Students gathered in Speakers Circle to protest alleged instances of racial discrimination and inaction from MU administrators on Monday, weeks after posters supporting white supremacist ideology were found on campus.
Organizations such as Mizzou Fails and the MU chapter of the Young Democratic Socialists of America brought attention to these posters in the following days and demanded a response from MU administration . Christian Basi, director of the MU News Bureau, said posters were taken down before MU staff could get to them.
The protest, which was led and organized by MU students Alana Hayes and MarKeia “Nova” Kellogg, began with students repeating chants such as “protect your students, not your money” and “M-I-Z, Z-O-U, if students die, that’s on you.”
Hayes and Kellogg then gave the main demand. The main demand of the protesters: getting MU to formally condemn white supremacy. Protest leaders also expressed other goals aimed at addressing racial discrimination on campus including increasing resources dedicated to preventing acts of white supremacy on campus in the future, and for MU to reinstate the Ad Hoc joint committee, which gave recommendations regarding how public spaces can be utilized for protests.

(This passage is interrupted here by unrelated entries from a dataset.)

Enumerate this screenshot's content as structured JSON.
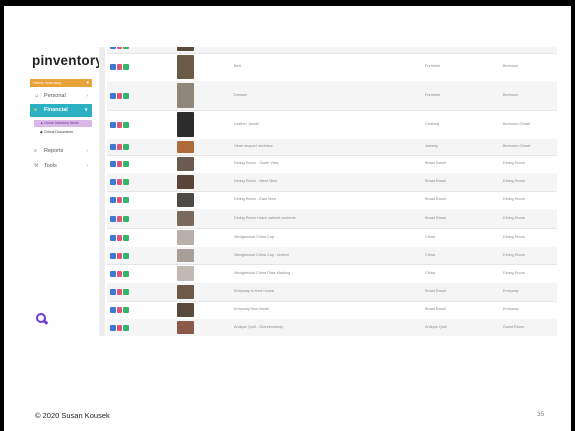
{
  "app": {
    "logo": "pinventory",
    "logo_mark": "*",
    "menu_label": "Home Inventory",
    "menu_chevron": "▾"
  },
  "sidebar": {
    "items": [
      {
        "label": "Personal",
        "icon": "user-icon",
        "icon_glyph": "☺",
        "arrow": "›"
      },
      {
        "label": "Financial",
        "icon": "coin-icon",
        "icon_glyph": "●",
        "arrow": "∨"
      },
      {
        "label": "Reports",
        "icon": "bar-chart-icon",
        "icon_glyph": "≡",
        "arrow": "›"
      },
      {
        "label": "Tools",
        "icon": "wrench-icon",
        "icon_glyph": "⚒",
        "arrow": "›"
      }
    ],
    "sub_items": [
      {
        "label": "▲ Home Inventory Items"
      },
      {
        "label": "◆ Critical Documents"
      }
    ]
  },
  "colors": {
    "accent": "#2bb0c4",
    "menu_tag": "#e8a23a",
    "submenu_active": "#d9b8e8",
    "edit": "#3c7ad8",
    "delete": "#e0567a",
    "view": "#35b56a",
    "brand_q": "#6b3bd6"
  },
  "table": {
    "rows": [
      {
        "name": "",
        "category": "",
        "room": "",
        "thumb_color": "#5a4a3a"
      },
      {
        "name": "Bed",
        "category": "Furniture",
        "room": "Bedroom",
        "thumb_color": "#6b5a48"
      },
      {
        "name": "Dresser",
        "category": "Furniture",
        "room": "Bedroom",
        "thumb_color": "#8e8678"
      },
      {
        "name": "Leather Jacket",
        "category": "Clothing",
        "room": "Bedroom Closet",
        "thumb_color": "#2c2c2c"
      },
      {
        "name": "Heart shaped necklace",
        "category": "Jewelry",
        "room": "Bedroom Closet",
        "thumb_color": "#b06a3a"
      },
      {
        "name": "Dining Room - South View",
        "category": "Broad Brush",
        "room": "Dining Room",
        "thumb_color": "#6a5a50"
      },
      {
        "name": "Dining Room - West View",
        "category": "Broad Brush",
        "room": "Dining Room",
        "thumb_color": "#5a4438"
      },
      {
        "name": "Dining Room - East View",
        "category": "Broad Brush",
        "room": "Dining Room",
        "thumb_color": "#4e4a46"
      },
      {
        "name": "Dining Room Hutch cabinet contents",
        "category": "Broad Brush",
        "room": "Dining Room",
        "thumb_color": "#7a6a5e"
      },
      {
        "name": "Wedgewood China Cup",
        "category": "China",
        "room": "Dining Room",
        "thumb_color": "#b8b0a8"
      },
      {
        "name": "Wedgewood China Cup - bottom",
        "category": "China",
        "room": "Dining Room",
        "thumb_color": "#a8a098"
      },
      {
        "name": "Wedgewood China Plate Marking",
        "category": "China",
        "room": "Dining Room",
        "thumb_color": "#c0bab2"
      },
      {
        "name": "Entryway to front house",
        "category": "Broad Brush",
        "room": "Entryway",
        "thumb_color": "#6e5846"
      },
      {
        "name": "Entryway from inside",
        "category": "Broad Brush",
        "room": "Entryway",
        "thumb_color": "#5a4a3c"
      },
      {
        "name": "Antique Quilt - Grandmoderly",
        "category": "Antique Quilt",
        "room": "Guest Room",
        "thumb_color": "#8a5a4a"
      }
    ]
  },
  "footer": {
    "copyright": "© 2020 Susan Kousek",
    "page": "35"
  }
}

“Some of our demands include not allowing white supremacists on campus to begin with,” Kellogg said. “We want an apology and a statement from Mun Choi … the email that he sent out talking about a better MU was very cookie cutter.”
On Nov. 10, MU Chancellor and UM System President Mun Choi sent out an email with the subject “towards a better Mizzou.” The message addressed concern on campus.
“Over the past week, I have heard from members of our community regarding campus culture and safety,” Choi wrote. “I would like to reiterate that I strongly condemn all forms of racism and discrimination. The safety of our community is of paramount importance.”
Speakers at the protest said they still don’t feel MU takes proper action against racial discrimination.
“Whether it’s being verbally assaulted on campus, physically assaulted on campus, microaggressions or even the neo-Nazi posters … and racial slurs that are posted around campus, the administration fails to do anything and condemn those students each and every time,” Kellog said.
Basi reiterated that the university condemns all speech that promotes racism and discrimination.
Basi pointed to a section of MU’s “Commitment to Free Expression,” which states: “The ideas of different members of the University community will often and quite naturally conflict. But it is not the proper role of the University to attempt to shield individuals from ideas and opinions they find unwelcome, disagreeable, or even deeply offensive.”
“Whenever we put those fliers up for Mizzou dining, to raise their wages, those were taken down,” Kaylyn Walker, a member of the Missouri Students Association Social Justice Committee, said. “But these white supremacist fliers weren’t taken down with haste.”
Basi said that the Campus Dining wages increase posters were removed because of where they were put.
Once everyone in the crowd had been offered the opportunity to speak, the protest ended with more chanting from students. Hayes and Kellog concluded by saying there may need to be future protests and thanked all in attendance.
“This is just the beginning,” Luke Stange, an MU law student, said. “Mizzou needs to hear about this direct from our mouths. And so do all the people who have walked past us.”